Teachers and parents, reasonably enough, worry about the time that children spend looking at screens. Given the phones, tablets, phablets, laptops, and televisions that surround them, it seems normal to worry about the long-term effects of screens, screens, screens.
Monitoring screen time seems the obvious parenting strategy, and obvious teacher recommendation.
Not So Fast…
Recent research out of Canada throws doubt on this seemingly sensible approach.
Researchers surveyed parents of young children (ages 1.5-5), asking about their technology habits and parenting approaches.
Sure enough, they found that monitoring screen time correlates with an increase in the child’s technology use.

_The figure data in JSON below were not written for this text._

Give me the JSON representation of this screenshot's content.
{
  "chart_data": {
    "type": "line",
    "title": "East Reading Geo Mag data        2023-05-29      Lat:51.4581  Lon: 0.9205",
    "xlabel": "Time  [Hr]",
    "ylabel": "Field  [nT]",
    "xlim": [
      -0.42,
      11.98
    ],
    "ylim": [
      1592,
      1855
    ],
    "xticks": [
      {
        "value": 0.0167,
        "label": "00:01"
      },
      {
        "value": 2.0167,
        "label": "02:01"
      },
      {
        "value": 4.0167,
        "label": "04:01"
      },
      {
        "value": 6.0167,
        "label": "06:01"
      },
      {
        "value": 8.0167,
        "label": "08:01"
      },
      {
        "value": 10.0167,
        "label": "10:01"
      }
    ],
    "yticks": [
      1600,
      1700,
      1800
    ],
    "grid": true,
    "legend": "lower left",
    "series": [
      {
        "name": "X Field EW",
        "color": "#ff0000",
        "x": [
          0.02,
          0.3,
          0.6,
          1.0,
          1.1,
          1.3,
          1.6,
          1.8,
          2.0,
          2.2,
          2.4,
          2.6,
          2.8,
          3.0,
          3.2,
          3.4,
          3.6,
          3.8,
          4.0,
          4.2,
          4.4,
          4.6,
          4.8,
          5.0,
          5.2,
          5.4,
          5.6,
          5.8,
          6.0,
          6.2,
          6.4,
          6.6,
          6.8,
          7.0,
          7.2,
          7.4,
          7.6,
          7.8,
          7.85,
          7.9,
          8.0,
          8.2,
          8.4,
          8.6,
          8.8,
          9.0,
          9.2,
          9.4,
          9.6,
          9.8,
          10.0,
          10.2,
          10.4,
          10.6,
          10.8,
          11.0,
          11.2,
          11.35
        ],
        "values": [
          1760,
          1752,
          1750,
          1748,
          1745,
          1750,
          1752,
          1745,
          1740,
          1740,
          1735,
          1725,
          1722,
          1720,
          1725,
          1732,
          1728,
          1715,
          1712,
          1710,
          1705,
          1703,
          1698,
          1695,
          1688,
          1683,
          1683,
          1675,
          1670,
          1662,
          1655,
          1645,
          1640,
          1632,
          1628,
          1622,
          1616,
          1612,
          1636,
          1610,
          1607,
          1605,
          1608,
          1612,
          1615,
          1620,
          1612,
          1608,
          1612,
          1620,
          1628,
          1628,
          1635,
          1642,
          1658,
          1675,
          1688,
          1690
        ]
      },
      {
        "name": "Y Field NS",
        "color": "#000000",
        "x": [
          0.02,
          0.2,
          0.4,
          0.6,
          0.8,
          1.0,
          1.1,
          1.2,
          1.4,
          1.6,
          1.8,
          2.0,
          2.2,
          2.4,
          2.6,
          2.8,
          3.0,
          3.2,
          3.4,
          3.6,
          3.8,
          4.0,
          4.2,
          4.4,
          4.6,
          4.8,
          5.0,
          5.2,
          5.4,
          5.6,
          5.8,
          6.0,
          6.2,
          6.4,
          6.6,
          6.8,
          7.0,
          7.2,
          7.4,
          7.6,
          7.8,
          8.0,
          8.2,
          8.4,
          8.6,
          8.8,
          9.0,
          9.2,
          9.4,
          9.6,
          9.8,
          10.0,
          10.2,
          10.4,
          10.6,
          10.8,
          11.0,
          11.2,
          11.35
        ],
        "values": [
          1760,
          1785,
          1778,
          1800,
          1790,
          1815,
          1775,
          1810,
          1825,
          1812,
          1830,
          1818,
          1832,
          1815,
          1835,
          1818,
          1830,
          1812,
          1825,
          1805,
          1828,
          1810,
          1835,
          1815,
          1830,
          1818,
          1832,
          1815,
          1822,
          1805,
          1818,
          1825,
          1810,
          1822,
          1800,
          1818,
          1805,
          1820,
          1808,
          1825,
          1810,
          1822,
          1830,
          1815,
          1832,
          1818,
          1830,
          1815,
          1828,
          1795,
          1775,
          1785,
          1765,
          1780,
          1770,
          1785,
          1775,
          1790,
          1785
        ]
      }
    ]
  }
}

That is: when parents reward children with extra screen time, those children use more screens. Ditto parents who punish with reduced screen time. Ditto parents who simply keep track of their child’s screen time.
YIKES.
What’s a Parent to Do?
As is so often true, our behavior points the way. Parents who use screens less often in front of their children model the behavior they want to see. Result: less screen time.
This finding holds true especially for screens at mealtimes.
The best advice we’ve got so far: if you don’t want your children to obsesses over their tables, avoid monitoring screen time.
Several Caveats
First, given the survey methodology, the study can find correlation, but can’t conclude causation.
Second, the nitty-gritty gets complicated. The research team kept track of multiple variables: mothers’ behavior vs. fathers’ behavior; screen time on week days vs. screen time on weekends. To understand the specific connections, click the link above.
Third, this study focused short-term correlations with very young children. We simply don’t know about older children. Who knows: teens forbidden from playing Minecraft more than 3 hours a day might just play less Minecraft.
Finally, I think research about bright screens before sleep is well-established enough to be worth a reminder here. Blue light from computer screens can muddle melatonin onset, and thereby interfere with sleep. In this case in particular, we should model healthy screen behavior.